O general Tomás Paiva, comandante do Exército, diz que já estava consolidada a certeza de que as Forças Armadas nunca tiveram poder moderador (Crédito:Mateus Bonomi)

Artigo 142

No inquérito da Polícia Federal que investiga a tentativa de golpe, o artigo 142 é citado por vários militares envolvidos.

Segundo o ex-ajudante de ordens de Bolsonaro, tenente-coronel Mauro Cid, o ex-ministro da Saúde e hoje deputado federal Eduardo Pazuello estimulou Bolsonaro a usar o texto constitucional para promover a ruptura.

Em longo depoimento à PF, o general da reserva Laércio Virgílio chega ao desatino de afirmar que a ruptura seria feita “dentro da lei e da ordem” e que procurou convencer o ex-comandante do Exército, general Marco Antônio Freire Gomes, da “constitucionalidade” da intervenção militar, conforme parecer do jurista Ives Gandra Martins.
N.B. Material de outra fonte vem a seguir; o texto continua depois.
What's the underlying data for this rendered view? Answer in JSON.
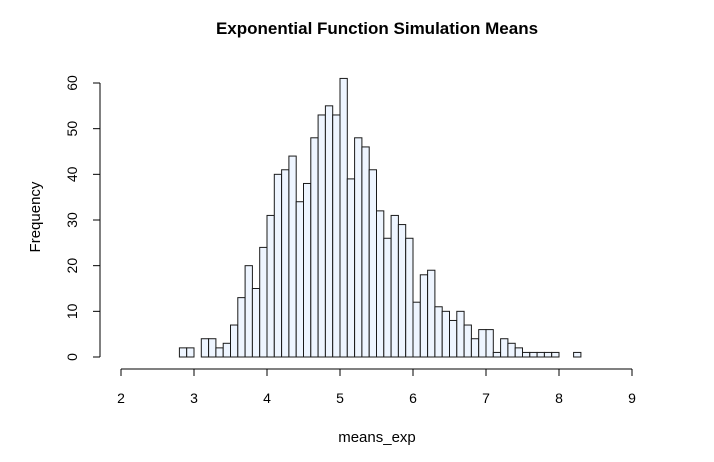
{
  "chart_data": {
    "type": "bar",
    "title": "Exponential Function Simulation Means",
    "xlabel": "means_exp",
    "ylabel": "Frequency",
    "xlim": [
      2,
      9
    ],
    "ylim": [
      0,
      60
    ],
    "x_ticks": [
      2,
      3,
      4,
      5,
      6,
      7,
      8,
      9
    ],
    "y_ticks": [
      0,
      10,
      20,
      30,
      40,
      50,
      60
    ],
    "bin_start": 2.8,
    "bin_width": 0.1,
    "values": [
      2,
      2,
      0,
      4,
      4,
      2,
      3,
      7,
      13,
      20,
      15,
      24,
      31,
      40,
      41,
      44,
      34,
      38,
      48,
      53,
      55,
      53,
      61,
      39,
      48,
      46,
      41,
      32,
      26,
      31,
      29,
      26,
      12,
      18,
      19,
      11,
      10,
      8,
      10,
      7,
      4,
      6,
      6,
      1,
      4,
      3,
      2,
      1,
      1,
      1,
      1,
      1,
      0,
      0,
      1
    ],
    "bar_fill": "#eef5ff",
    "bar_stroke": "#1a1a1a",
    "grid": false,
    "legend": "none"
  }
}
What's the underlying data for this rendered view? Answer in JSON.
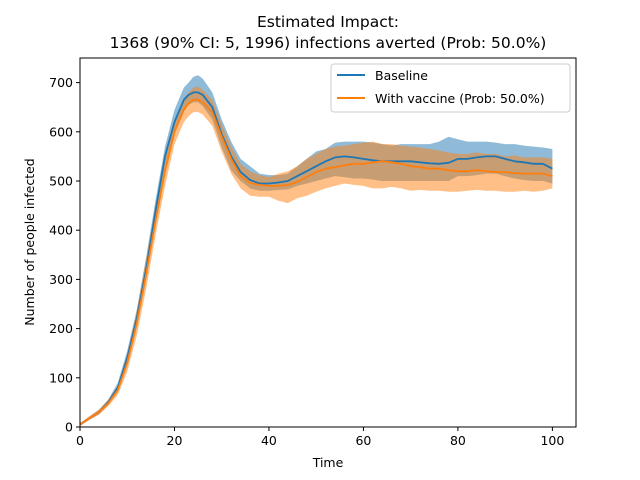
{
  "chart_data": {
    "type": "line",
    "title_line1": "Estimated Impact:",
    "title_line2": "1368 (90% CI: 5, 1996) infections averted (Prob: 50.0%)",
    "xlabel": "Time",
    "ylabel": "Number of people infected",
    "xlim": [
      0,
      105
    ],
    "ylim": [
      0,
      750
    ],
    "xticks": [
      0,
      20,
      40,
      60,
      80,
      100
    ],
    "yticks": [
      0,
      100,
      200,
      300,
      400,
      500,
      600,
      700
    ],
    "legend_position": "upper right",
    "colors": {
      "baseline": "#1f77b4",
      "vaccine": "#ff7f0e"
    },
    "x": [
      0,
      2,
      4,
      6,
      8,
      10,
      12,
      14,
      16,
      18,
      20,
      22,
      23,
      24,
      25,
      26,
      28,
      30,
      32,
      34,
      36,
      38,
      40,
      42,
      44,
      46,
      48,
      50,
      52,
      54,
      56,
      58,
      60,
      62,
      64,
      66,
      68,
      70,
      72,
      74,
      76,
      78,
      80,
      82,
      84,
      86,
      88,
      90,
      92,
      94,
      96,
      98,
      100
    ],
    "series": [
      {
        "name": "Baseline",
        "color": "#1f77b4",
        "values": [
          5,
          18,
          30,
          50,
          80,
          140,
          220,
          320,
          440,
          550,
          620,
          665,
          675,
          680,
          680,
          675,
          650,
          595,
          550,
          518,
          502,
          495,
          495,
          497,
          500,
          510,
          520,
          530,
          540,
          548,
          550,
          548,
          545,
          542,
          540,
          540,
          540,
          540,
          538,
          536,
          535,
          537,
          545,
          545,
          548,
          550,
          550,
          545,
          540,
          538,
          535,
          535,
          525
        ],
        "lower": [
          3,
          15,
          26,
          45,
          72,
          128,
          205,
          300,
          420,
          530,
          600,
          645,
          655,
          660,
          660,
          652,
          625,
          568,
          522,
          500,
          485,
          480,
          480,
          482,
          483,
          490,
          495,
          500,
          505,
          510,
          508,
          505,
          505,
          503,
          500,
          500,
          500,
          500,
          500,
          500,
          500,
          500,
          510,
          510,
          512,
          515,
          515,
          510,
          505,
          502,
          500,
          500,
          495
        ],
        "upper": [
          8,
          21,
          35,
          56,
          90,
          155,
          238,
          345,
          462,
          570,
          645,
          690,
          700,
          712,
          715,
          708,
          680,
          625,
          580,
          545,
          530,
          515,
          512,
          512,
          515,
          530,
          545,
          560,
          565,
          578,
          580,
          580,
          580,
          578,
          575,
          572,
          575,
          575,
          575,
          575,
          580,
          590,
          585,
          580,
          580,
          580,
          578,
          575,
          575,
          572,
          570,
          568,
          565
        ]
      },
      {
        "name": "With vaccine (Prob: 50.0%)",
        "color": "#ff7f0e",
        "values": [
          5,
          18,
          30,
          48,
          75,
          130,
          210,
          310,
          420,
          520,
          600,
          645,
          658,
          665,
          665,
          660,
          640,
          590,
          545,
          510,
          496,
          492,
          490,
          490,
          492,
          498,
          508,
          518,
          525,
          528,
          532,
          535,
          535,
          538,
          540,
          538,
          535,
          530,
          528,
          525,
          525,
          522,
          520,
          520,
          522,
          520,
          518,
          518,
          516,
          515,
          515,
          515,
          510
        ],
        "lower": [
          2,
          14,
          25,
          42,
          65,
          112,
          185,
          280,
          390,
          490,
          575,
          620,
          632,
          640,
          640,
          635,
          612,
          560,
          515,
          485,
          470,
          468,
          468,
          460,
          455,
          465,
          470,
          478,
          485,
          490,
          495,
          492,
          490,
          485,
          485,
          488,
          485,
          480,
          482,
          480,
          480,
          478,
          478,
          480,
          482,
          480,
          480,
          478,
          478,
          480,
          478,
          480,
          485
        ],
        "upper": [
          8,
          22,
          35,
          55,
          85,
          148,
          235,
          340,
          450,
          550,
          625,
          668,
          680,
          690,
          692,
          685,
          665,
          615,
          570,
          535,
          520,
          512,
          508,
          515,
          520,
          530,
          545,
          555,
          565,
          570,
          572,
          575,
          578,
          580,
          575,
          575,
          572,
          570,
          568,
          565,
          562,
          558,
          555,
          555,
          558,
          555,
          555,
          550,
          552,
          548,
          548,
          548,
          545
        ]
      }
    ]
  }
}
Recusada por Freire Gomes e pelo ex-comandante da Aeronáutica, tenente-brigadeiro Carlos Baptista Júnior, no período mais agudo da tentativa golpista, a tese foi definitivamente sepultada pelo ministro da Defesa, José Múcio Monteiro, que considerou a decisão uma “confirmação do óbvio”, e pelo atual comandante do Exército, general Tomás Paiva.

Ele afirmou que a decisão do STF consolidou o texto constitucional e sustentou que não existe no Brasil o poder moderador que tentaram atribuir às Forças Armadas.

“Não há novidade para nós. Isso já estava consolidado como entendimento e não causava dúvidas no Exército brasileiro.”

Paiva acha que a interpretação do STF foi correta e afirma que as Forças Armadas têm seu papel na defesa da soberania e dos interesses nacionais definidos na Constituição, mas não exerce nenhum poder moderador. “Isso já estava consolidado.”